My dear Sir

Your several Letters dated as in the Margin,1 with the Inclosures came to my Hand. And although I have not hitherto
acknowledged to you the Receipt of them, I assure you I have been and am still improving the Intelligence you have given me, to the best of my Power, for the Advantage of this Country. From our former Correspondence you have known my Sentiments. I have not alterd them in a Single Point, either with Regard to the great Cause we are engagd in or to you who have been an early, vigilant & active Supporter of it. While you honor me with your Confidential Letters, I feel and will freely express to you my Obligation. To have answerd them severally would have led me to Subjects of great Delicacy, and the Miscarriage of my Letters might have provd detrimental to our important Affairs. It was needless for me to run this Risque for the sake of writing; for I presume you have been made fully acquainted with the State of our publick Affairs by the Committee, and as I have constantly communicated
to your Brother R. H. the Contents of your Letters to me, it was sufficient on that Score, for him only to write, for he thinks as I do.

The Marquis De la Fayette, who does me the Honor to take this Letter, is this Moment going, which leaves me Time only to add that I am and will be your Friend, because I know you love our Country and Mankind.

I beg you to write to me by every opportunity.

Adieu my dear Sir,

S. Adams2

File copy, Adams Papers, New York Public Library.

1 Adams wrote the following dates in the margin: “July 31, 77, Oct 4, Nov 11, Dec 18, Dec 19, Jan 2, 9, Feb 8, 16, Mar 1, Apl 1, 16.”
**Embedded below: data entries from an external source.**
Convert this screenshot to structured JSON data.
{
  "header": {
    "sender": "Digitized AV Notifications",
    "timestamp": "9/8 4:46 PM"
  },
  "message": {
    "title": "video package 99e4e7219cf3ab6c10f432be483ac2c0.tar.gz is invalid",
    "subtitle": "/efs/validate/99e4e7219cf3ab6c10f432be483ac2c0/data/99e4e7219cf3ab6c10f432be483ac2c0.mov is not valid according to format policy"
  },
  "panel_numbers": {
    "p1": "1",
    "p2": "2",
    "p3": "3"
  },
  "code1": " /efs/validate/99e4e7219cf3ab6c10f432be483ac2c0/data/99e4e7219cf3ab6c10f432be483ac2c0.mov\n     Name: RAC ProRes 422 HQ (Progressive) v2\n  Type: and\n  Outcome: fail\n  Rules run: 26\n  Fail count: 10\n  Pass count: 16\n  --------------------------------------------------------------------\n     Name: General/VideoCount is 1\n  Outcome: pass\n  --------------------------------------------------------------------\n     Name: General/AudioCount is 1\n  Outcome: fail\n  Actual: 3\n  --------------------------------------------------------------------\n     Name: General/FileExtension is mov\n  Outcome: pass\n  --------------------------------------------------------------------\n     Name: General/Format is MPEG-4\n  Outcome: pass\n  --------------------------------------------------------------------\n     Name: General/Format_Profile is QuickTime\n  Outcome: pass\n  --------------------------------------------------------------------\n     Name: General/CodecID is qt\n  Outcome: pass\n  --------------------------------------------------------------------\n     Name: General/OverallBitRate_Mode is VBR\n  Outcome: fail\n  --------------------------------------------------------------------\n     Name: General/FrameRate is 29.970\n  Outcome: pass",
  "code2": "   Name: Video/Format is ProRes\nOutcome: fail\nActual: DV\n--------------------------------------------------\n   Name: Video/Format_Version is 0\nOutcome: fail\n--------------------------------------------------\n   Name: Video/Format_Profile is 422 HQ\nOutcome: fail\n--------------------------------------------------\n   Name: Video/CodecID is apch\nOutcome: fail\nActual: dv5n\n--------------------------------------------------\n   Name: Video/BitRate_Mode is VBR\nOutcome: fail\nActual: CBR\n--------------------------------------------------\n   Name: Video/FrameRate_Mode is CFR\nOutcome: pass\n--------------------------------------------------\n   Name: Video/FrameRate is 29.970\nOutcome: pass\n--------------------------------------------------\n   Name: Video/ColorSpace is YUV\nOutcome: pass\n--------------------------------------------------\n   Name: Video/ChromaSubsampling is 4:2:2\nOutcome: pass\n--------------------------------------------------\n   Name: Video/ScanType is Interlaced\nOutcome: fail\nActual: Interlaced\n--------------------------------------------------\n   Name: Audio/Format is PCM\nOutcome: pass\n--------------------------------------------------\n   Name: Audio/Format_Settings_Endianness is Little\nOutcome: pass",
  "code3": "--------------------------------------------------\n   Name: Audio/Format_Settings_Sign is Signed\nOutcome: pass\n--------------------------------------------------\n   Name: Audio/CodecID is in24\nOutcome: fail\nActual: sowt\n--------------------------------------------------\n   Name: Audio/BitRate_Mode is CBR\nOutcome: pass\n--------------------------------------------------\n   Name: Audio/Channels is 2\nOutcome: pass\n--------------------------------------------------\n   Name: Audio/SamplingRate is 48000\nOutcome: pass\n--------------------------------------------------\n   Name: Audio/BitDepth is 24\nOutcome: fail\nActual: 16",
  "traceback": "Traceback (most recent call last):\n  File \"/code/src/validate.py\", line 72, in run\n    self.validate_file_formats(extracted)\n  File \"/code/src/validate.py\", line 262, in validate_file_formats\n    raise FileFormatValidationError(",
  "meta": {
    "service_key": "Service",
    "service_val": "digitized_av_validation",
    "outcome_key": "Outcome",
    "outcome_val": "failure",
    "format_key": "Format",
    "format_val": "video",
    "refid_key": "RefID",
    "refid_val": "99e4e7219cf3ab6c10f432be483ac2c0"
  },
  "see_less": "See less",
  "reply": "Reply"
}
Lee’s letters of 4 October and 18 December 1777, and 2 January, 16 February, and 1 and 16 April 1778, are in the Samuel Adams Papers, NN, as are letters of 30 October and 25 November 1777. His 1 March 1778, letter is in Richard H. Lee, Life of Arthur Lee, LL.D., 2 vols. (Boston: Wells and Lilly, 1829), 2:138 – 9, as are ones of November, 1777, and 28 February 1778, ibid., pp. 119 – 21, 137 – 38. A transcript of his 19 December 1777, letter is in PCC, item 102, 2:30. His letter of 31 July 1777, has not been found.

2 The draft of the following 26 October letter, which Adams wrote to an unknown recipient, is in the Samuel Adams Papers, NN.

“Mr Duncan yesterday brought me your very affectionate Letter of the Instant. I rejoyce that you have recoverd your usual State of Health and that my Family enjoy that inestimable Blessing.

“Is it possible that M could make & propagate so formal, so barefaced a Story as you mention? Are you not misinformd? I lose every Sentiment of Regard for him as a Man of Truth. I have heard that my Enmity to G.W. was objected agt me on a late Occasion. I did not wonder that those who believd it were displeasd with me. My very worthy Friend & colleague Mr D satisfied the Minds of those who meant well and explaind some things relating to Mr which were new & surprising to them. I console myself that those who try to injure me (I must not call them Enemies) are obligd to fabricate malicious Falsehoods for their purpose.

“Tell my Friend Mr S. that I will answer his Letter the next post. In the meantime ask him whether a Christian is bound to confide in the Man who has attempted seven times (though in vain) to ruin him.”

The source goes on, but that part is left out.